Global stock market overview for March 09 - March 14
🌍 Global equities ended the week in a clearly defensive mood as tensions between the US-Israel side and Iran escalated, pushing oil sharply higher and reviving inflation fears. The main pressure did not come from geopolitics alone, but from the risk that higher energy costs could slow growth while keeping price pressures elevated.
📉 Major indices broadly weakened over the week. Wall Street closed in the red, with the Dow Jones, S&P 500, and Nasdaq all slipping toward new 2026 lows, while the Nikkei, FTSE 100, and several Asian and European markets also came under pressure as risk appetite faded and oil-import exposure became a bigger concern.
🛢️ Oil remained the key driver. Brent briefly moved above $100 per barrel, while WTI surged again into the weekend, showing that markets are still pricing in significant supply risk around Hormuz. As energy prices climbed, the narrative quickly shifted from easing expectations to stagflation concerns, putting additional pressure on equity valuations.
🏦 Macro signals and bond markets offered little relief. US 10-year yields stayed elevated, the VIX moved higher, and expectations for early Fed rate cuts were pushed further back. That kept short-term capital positioned more defensively rather than rotating back into higher-risk assets.
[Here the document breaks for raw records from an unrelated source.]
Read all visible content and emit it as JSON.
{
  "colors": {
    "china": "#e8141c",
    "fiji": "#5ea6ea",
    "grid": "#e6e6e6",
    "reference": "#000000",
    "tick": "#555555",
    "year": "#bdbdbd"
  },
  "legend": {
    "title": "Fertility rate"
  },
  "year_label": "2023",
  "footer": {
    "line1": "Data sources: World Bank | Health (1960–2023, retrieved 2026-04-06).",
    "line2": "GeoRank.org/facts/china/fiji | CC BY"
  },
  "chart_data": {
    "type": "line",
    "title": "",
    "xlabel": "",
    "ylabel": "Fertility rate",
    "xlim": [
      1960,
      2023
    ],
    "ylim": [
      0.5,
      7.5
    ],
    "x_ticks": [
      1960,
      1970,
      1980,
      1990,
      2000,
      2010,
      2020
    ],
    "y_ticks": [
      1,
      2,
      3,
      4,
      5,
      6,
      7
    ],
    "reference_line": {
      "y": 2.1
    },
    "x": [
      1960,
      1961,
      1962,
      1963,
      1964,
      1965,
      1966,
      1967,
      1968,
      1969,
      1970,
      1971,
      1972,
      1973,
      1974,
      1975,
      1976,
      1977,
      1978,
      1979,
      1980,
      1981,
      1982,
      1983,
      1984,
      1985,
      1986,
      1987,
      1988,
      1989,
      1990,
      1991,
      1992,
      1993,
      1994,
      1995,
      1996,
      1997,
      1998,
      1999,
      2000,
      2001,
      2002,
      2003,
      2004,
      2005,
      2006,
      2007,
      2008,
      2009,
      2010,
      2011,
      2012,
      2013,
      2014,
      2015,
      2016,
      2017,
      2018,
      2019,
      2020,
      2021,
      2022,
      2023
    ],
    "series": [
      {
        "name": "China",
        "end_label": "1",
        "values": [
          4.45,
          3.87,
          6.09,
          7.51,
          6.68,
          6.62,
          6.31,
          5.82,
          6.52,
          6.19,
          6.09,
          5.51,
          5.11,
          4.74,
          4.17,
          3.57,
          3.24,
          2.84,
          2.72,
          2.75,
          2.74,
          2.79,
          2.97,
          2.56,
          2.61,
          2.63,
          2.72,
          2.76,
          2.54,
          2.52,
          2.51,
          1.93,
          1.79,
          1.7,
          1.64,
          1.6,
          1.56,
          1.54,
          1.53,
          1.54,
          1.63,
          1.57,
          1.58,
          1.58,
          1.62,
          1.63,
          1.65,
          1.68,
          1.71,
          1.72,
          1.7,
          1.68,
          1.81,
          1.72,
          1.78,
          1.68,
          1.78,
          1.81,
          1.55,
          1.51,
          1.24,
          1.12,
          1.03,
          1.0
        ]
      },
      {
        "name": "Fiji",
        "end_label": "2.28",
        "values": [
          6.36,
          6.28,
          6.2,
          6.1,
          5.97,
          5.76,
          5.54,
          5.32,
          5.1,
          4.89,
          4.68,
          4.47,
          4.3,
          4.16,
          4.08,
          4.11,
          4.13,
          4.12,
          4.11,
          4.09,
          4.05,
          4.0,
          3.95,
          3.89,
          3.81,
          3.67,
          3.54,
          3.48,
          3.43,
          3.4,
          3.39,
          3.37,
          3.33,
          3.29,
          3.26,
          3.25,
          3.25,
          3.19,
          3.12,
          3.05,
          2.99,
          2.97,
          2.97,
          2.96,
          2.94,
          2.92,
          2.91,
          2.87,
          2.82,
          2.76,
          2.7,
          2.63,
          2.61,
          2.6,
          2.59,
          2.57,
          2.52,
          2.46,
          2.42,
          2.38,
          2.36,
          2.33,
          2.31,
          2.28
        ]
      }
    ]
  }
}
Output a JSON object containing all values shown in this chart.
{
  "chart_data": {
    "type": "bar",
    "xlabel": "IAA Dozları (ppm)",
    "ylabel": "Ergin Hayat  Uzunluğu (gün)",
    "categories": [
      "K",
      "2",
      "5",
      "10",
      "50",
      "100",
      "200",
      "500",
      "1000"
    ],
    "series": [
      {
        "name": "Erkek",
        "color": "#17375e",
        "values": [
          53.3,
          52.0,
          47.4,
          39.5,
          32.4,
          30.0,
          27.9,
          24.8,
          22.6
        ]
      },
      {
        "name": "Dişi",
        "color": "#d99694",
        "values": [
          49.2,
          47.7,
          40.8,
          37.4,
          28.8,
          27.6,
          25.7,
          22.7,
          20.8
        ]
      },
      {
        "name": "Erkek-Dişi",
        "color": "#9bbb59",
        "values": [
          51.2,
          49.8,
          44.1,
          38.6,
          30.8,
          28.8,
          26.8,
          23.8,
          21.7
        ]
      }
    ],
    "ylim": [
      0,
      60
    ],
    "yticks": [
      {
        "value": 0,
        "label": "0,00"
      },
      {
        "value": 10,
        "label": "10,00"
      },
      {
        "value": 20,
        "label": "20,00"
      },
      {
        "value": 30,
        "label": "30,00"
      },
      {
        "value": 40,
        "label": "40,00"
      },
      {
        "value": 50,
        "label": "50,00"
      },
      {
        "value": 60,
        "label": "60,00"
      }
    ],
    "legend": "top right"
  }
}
⚙️ Sector divergence became more visible this week. Energy, defense, and parts of the resource space held up better than the broader market, while airlines, logistics, and other input-cost-sensitive sectors faced heavier pressure. Technology saw some selective rebounds, but not enough to change the broader tone.
🟡 In that backdrop, capital continued to lean toward safe-haven assets such as gold and the US dollar. In the week ahead, markets will likely stay focused on three variables: Middle East developments, the direction of oil prices, and rate expectations, as these will determine whether global equities extend their pullback or begin to stabilize.